Bunların hiçbiri kısaca olmuyor. Meydan gibi, Üzüntü Üçgeni de hoş karşılandığının ötesinde kalıyor. Ama aynı zamanda The Square gibi, kendimi de aynı şekilde aşmak istemeden sinematik ölümsüzlüğü hak eden en az bir sahne içeriyor.
Modern bir rom-com. . . Woody Allen’ın yankılarıyla
Bros (15, 115 dakika, ****) floes ile değil, floes ile kafiyeli olarak telaffuz edilir ve bu ismin 1980’lerin grubuyla hiçbir ilgisi yoktur. Bunun yerine, heteroseksüel kahramanlardan ziyade gey ile, çoğu zaman ve günümüz için New York City setinde bir romantik komedi.
Yine de asla bir ‘ifade’ filmi gibi gelmiyor. Ve kesinlikle gördüğüm son düz rom-com’dan, tıknaz George Clooney-Julia Roberts araç Ticket To Paradise’dan daha ilgi çekici bir görüntü.
Yönetmen ve yardımcı yazar, Forgetting Sarah Marshall, Yes Man ve Muppets Most Wanted’ı içeren etkileyici kredi listesine sahip Nicholas Stoller.
O, komedi filmi devi Judd Apatow’un himayesindedir, ancak aslında Bros, beni Manhattan’ın en parlak döneminde Woody Allen’ı daha çok düşündürdü, Allen, yaşlı erkekler ve çok daha genç kadınlar arasındakinden ziyade eşcinsel aşk hakkında yazmıştı.
Bros: Eichner (solda) ve Macfarlane. Bu, heteroseksüel kahramanlardan ziyade gey karakterleriyle, çoğu zaman ve günümüz için New York City setinde bir romantik komedi.
Stoller’ın ortak yazarı Billy Eichner, aynı zamanda karizmatik ama her zaman bekar olan ve LBGTQ tarihiyle ilgili bir müzenin müdürü olan Bobby Lieber’ı da oynuyor.
Hikaye, bir gece kulübünde tanıştığı hassas ama erkek arkadaşından hoşlanmayan bir adam olan Aaron (Luke Macfarlane) ile gelişen ilişkisinin iniş çıkışlarını takip ediyor. Ve temelde bu, ama kaygan, tatlı ve zaman zaman son derece komik. Başrolde her zaman ilgi uyandıran Aubrey Plaza’nın bir yemek şirketinde çalışan ve öğrenci borcunu ödemekte zorlanan sert bir genç kadını canlandırdığı Emily The Criminal (15, 97 dakika, ****) da gerçekten hoşuma gitti.
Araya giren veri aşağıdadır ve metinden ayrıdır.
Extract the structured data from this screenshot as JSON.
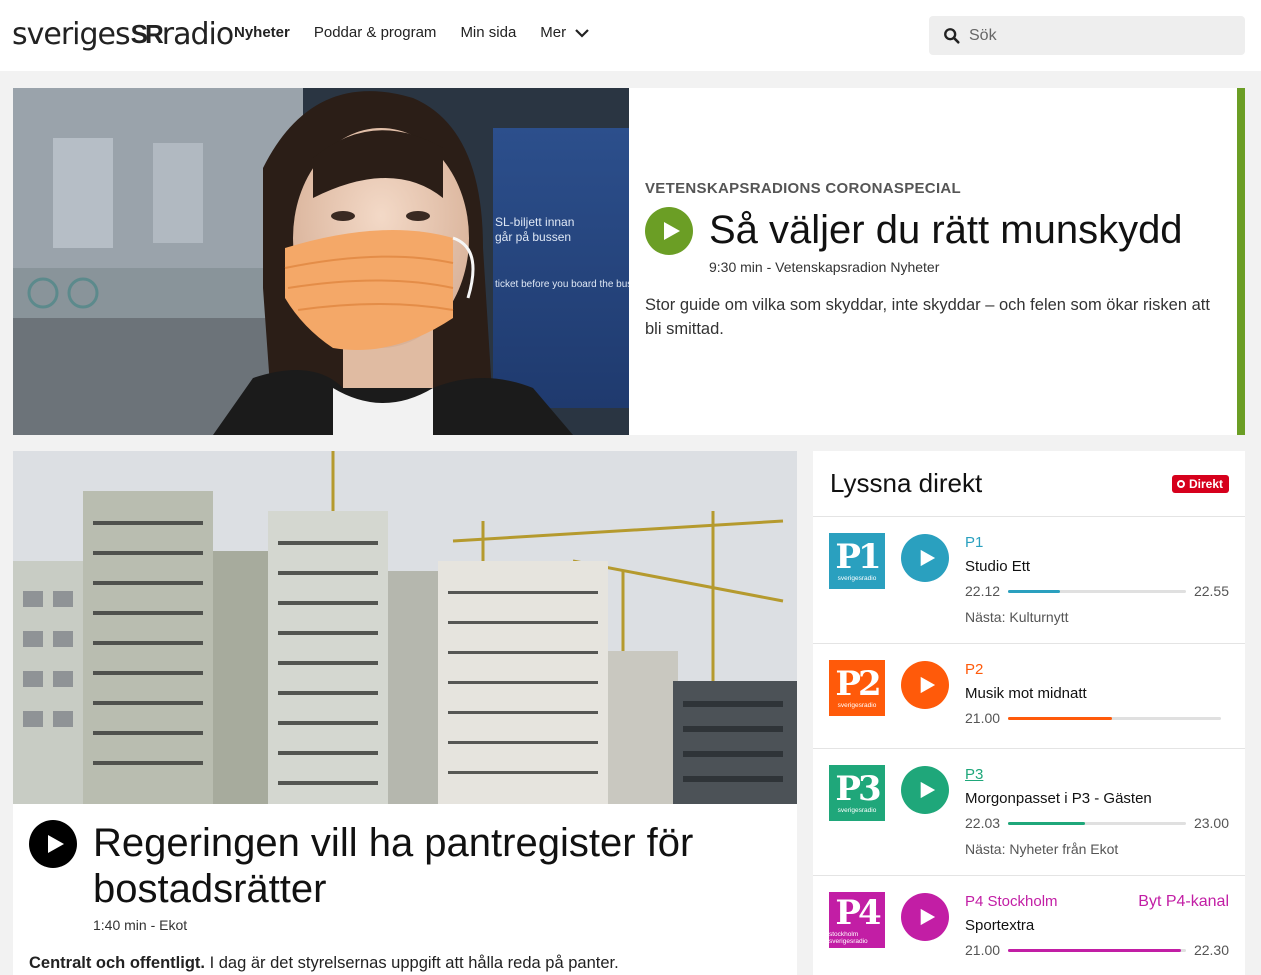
{
  "header": {
    "logo_left": "sveriges",
    "logo_mark": "SR",
    "logo_right": "radio",
    "nav": [
      "Nyheter",
      "Poddar & program",
      "Min sida",
      "Mer"
    ],
    "search_placeholder": "Sök"
  },
  "hero": {
    "kicker": "VETENSKAPSRADIONS CORONASPECIAL",
    "title": "Så väljer du rätt munskydd",
    "meta": "9:30 min - Vetenskapsradion Nyheter",
    "description": "Stor guide om vilka som skyddar, inte skyddar – och felen som ökar risken att bli smittad.",
    "accent": "#6b9e25",
    "image_sign_lines": [
      "SL-biljett innan",
      "går på bussen",
      "ticket before you board the bus"
    ]
  },
  "article": {
    "title": "Regeringen vill ha pantregister för bostadsrätter",
    "meta": "1:40 min - Ekot",
    "lead_bold": "Centralt och offentligt.",
    "lead_text": " I dag är det styrelsernas uppgift att hålla reda på panter."
  },
  "live": {
    "title": "Lyssna direkt",
    "badge": "Direkt",
    "channels": [
      {
        "logo": "P1",
        "logo_sub": "sverigesradio",
        "color": "#2aa0bf",
        "name": "P1",
        "show": "Studio Ett",
        "start": "22.12",
        "end": "22.55",
        "progress": 0.29,
        "next": "Nästa: Kulturnytt"
      },
      {
        "logo": "P2",
        "logo_sub": "sverigesradio",
        "color": "#ff5a0a",
        "name": "P2",
        "show": "Musik mot midnatt",
        "start": "21.00",
        "end": "",
        "progress": 0.49,
        "next": ""
      },
      {
        "logo": "P3",
        "logo_sub": "sverigesradio",
        "color": "#1fa77a",
        "name": "P3",
        "show": "Morgonpasset i P3 - Gästen",
        "start": "22.03",
        "end": "23.00",
        "progress": 0.43,
        "next": "Nästa: Nyheter från Ekot"
      },
      {
        "logo": "P4",
        "logo_sub": "stockholm sverigesradio",
        "color": "#c21ea5",
        "name": "P4 Stockholm",
        "show": "Sportextra",
        "start": "21.00",
        "end": "22.30",
        "progress": 0.97,
        "next": "",
        "extra": "Byt P4-kanal"
      }
    ]
  }
}
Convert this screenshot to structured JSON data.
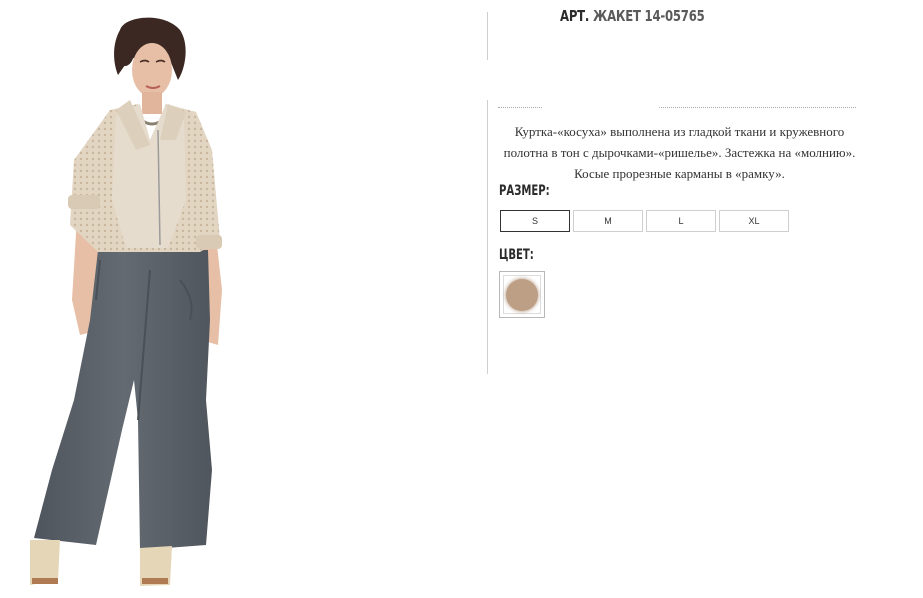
{
  "product": {
    "title_prefix": "АРТ.",
    "title_name": "ЖАКЕТ 14-05765",
    "description": "Куртка-«косуха» выполнена из гладкой ткани и кружевного полотна в тон с дырочками-«ришелье». Застежка на «молнию». Косые прорезные карманы в «рамку»."
  },
  "size_section": {
    "label": "РАЗМЕР:",
    "options": [
      "S",
      "M",
      "L",
      "XL"
    ],
    "selected": "S"
  },
  "color_section": {
    "label": "ЦВЕТ:",
    "swatches": [
      {
        "name": "beige-swatch",
        "color": "#bd9f86",
        "selected": true
      }
    ]
  },
  "colors": {
    "jacket": "#e4d8c6",
    "trousers": "#5b6168",
    "skin": "#e7bfa6",
    "hair": "#3b2822",
    "sandals": "#e6d6b8"
  }
}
Arkasında oldukça küçük suçlardan birkaç mahkumiyet bulunan Emily, sabıka kaydı tarafından daha iyi ücretli bir işe girmesi engelleniyor. Ancak kredi kartı dolandırıcılığı yapan bir çeteye katılarak kolay para kazanmanın bir yolunu bulur.
Çoğu dijital platformda izlenebilen film sadece 20 gün içinde çekildi, ancak yazar-yönetmen John Patton Ford için son derece garantili bir başlangıç.